The SBF is in its third year and was well attended making it clear to business developers, theSiliconBeach City of Los Angeles, the movie studios and the keen observer that technology is moving fast and smartphone users, tablet users and traditional computer users are fertile ground certain to provide bountiful harvests for shrewd seeders.

The impact digital technology is having on consumer behavior is obvious, the less obvious matter however is how do you deliver content and information and make money doing it.

Does Hollywood have a role to play in this new eco-system? According to Daniel Ornstein, Warner Brothers’ Home Entertainment front man, all the studios are primed with digital divisions and these divisions “spend a lot of time and energy not looking at the obvious ways of doing things, but in innovative ways”.  He gave the example of dealing with DVD distribution and returns as a drain on funds that disappear as soon as you introduce downloads.  And it is start-ups and outside sources that fuel this “reinventing” of delivery, access and marketing of WB content he declared.

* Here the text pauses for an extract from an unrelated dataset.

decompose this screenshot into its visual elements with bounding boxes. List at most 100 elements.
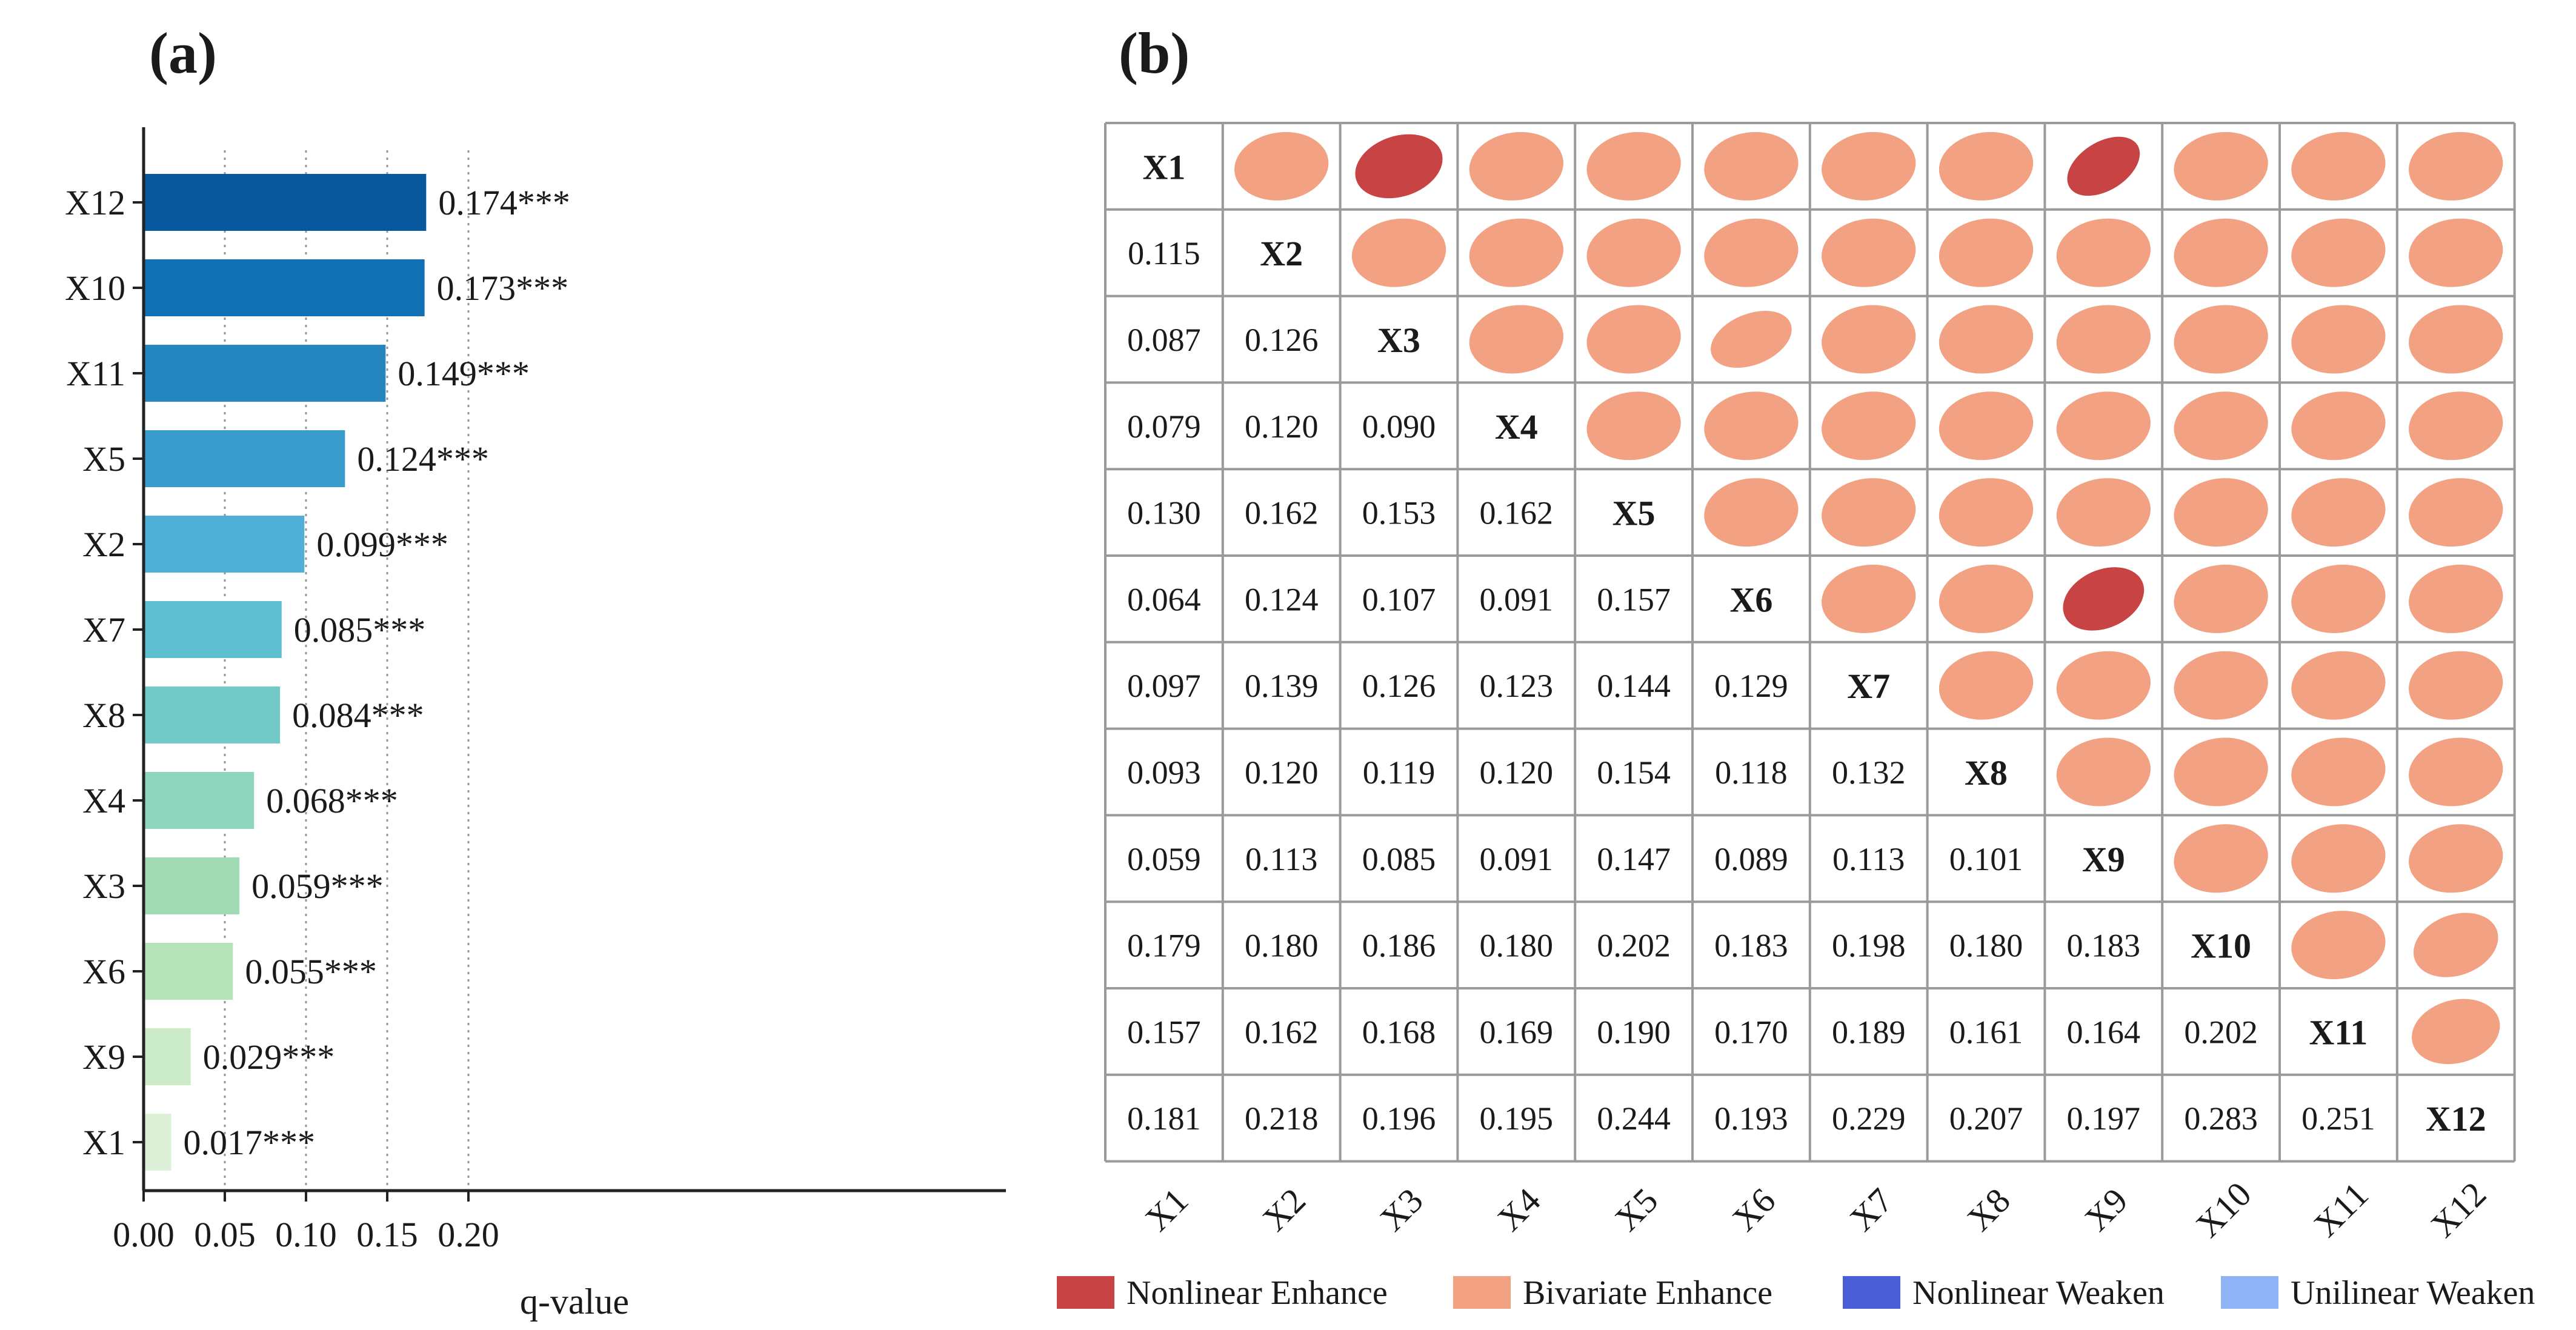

“We work with accelerators with more than just money and advice,” he explained, but didn’t elaborate.  Instead he revealed one of the significant benefits to the WB, “Soft benefits –our “spend” time with people who think completely different than our people.”

Maria Pacheco, DreamWorks Animation, Sr. Director Marketing (Mobile) told the techies in attendance, “At Dream Works there are six of us and sometimes we get a little crazy, we are charged with internal education.”  This theme of the studio juggernauts lumbering through the new digital ecosystem wishing they could navigate the unpredictable landscape as nimbly as skateboards is one of the primary reasons that start-ups should reassure their parents, their “investor” uncles and their angel investors that they are in with a chance –not only do they ride skateboard, but they are not hampered by mega-systems that react with sloth-like slowness.

“We’re finally getting everyone on the same page,” Pacheco stated with a triumphant exhaling.  She cited their success with How to Fly Your Dragon, but revealed that it took al their muscle to get behind that one app.

Ornstein suggests start–up get shrewd about navigating the studio system, “Find the right department to approach,” he advises, “not the highest caliber person on LinkIn.”  Pacheco adds, “Have a strong 15 second elevator pitch”.  She explains that she gets hundreds of calls and e-mails every day, “if they don’t catch me in the first couple of seconds I’m on to the next.”

The possibility of techies finding traditional money to pursue their app dreams was slapped down… gently… by Steve Shapiro, City National Bank, Senior Vice President – Entertainment Division.  “We are looking for a person who has done well in a previous company and puts their name on the line (read: has the money to back the loan and signs it away along with children, all personal water crafts and expensive jewelry), or if a studio is backing them a purchase order, same as film financing.”  Shapiro did apologize for being dressed like a banker not a skateboarder, but made no apologies for being a banker.  “How are you going to pay us back?” was pretty much his embossed reverse side of his business card.

Shapiro did suggest a traditional model that he believes translates to techie start-ups, “Packaging, get a celebrity behind it –we’ll get involved based on the strength of the celebrity.”  Most of the attendees quickly scrolled through their iPhones and sighed.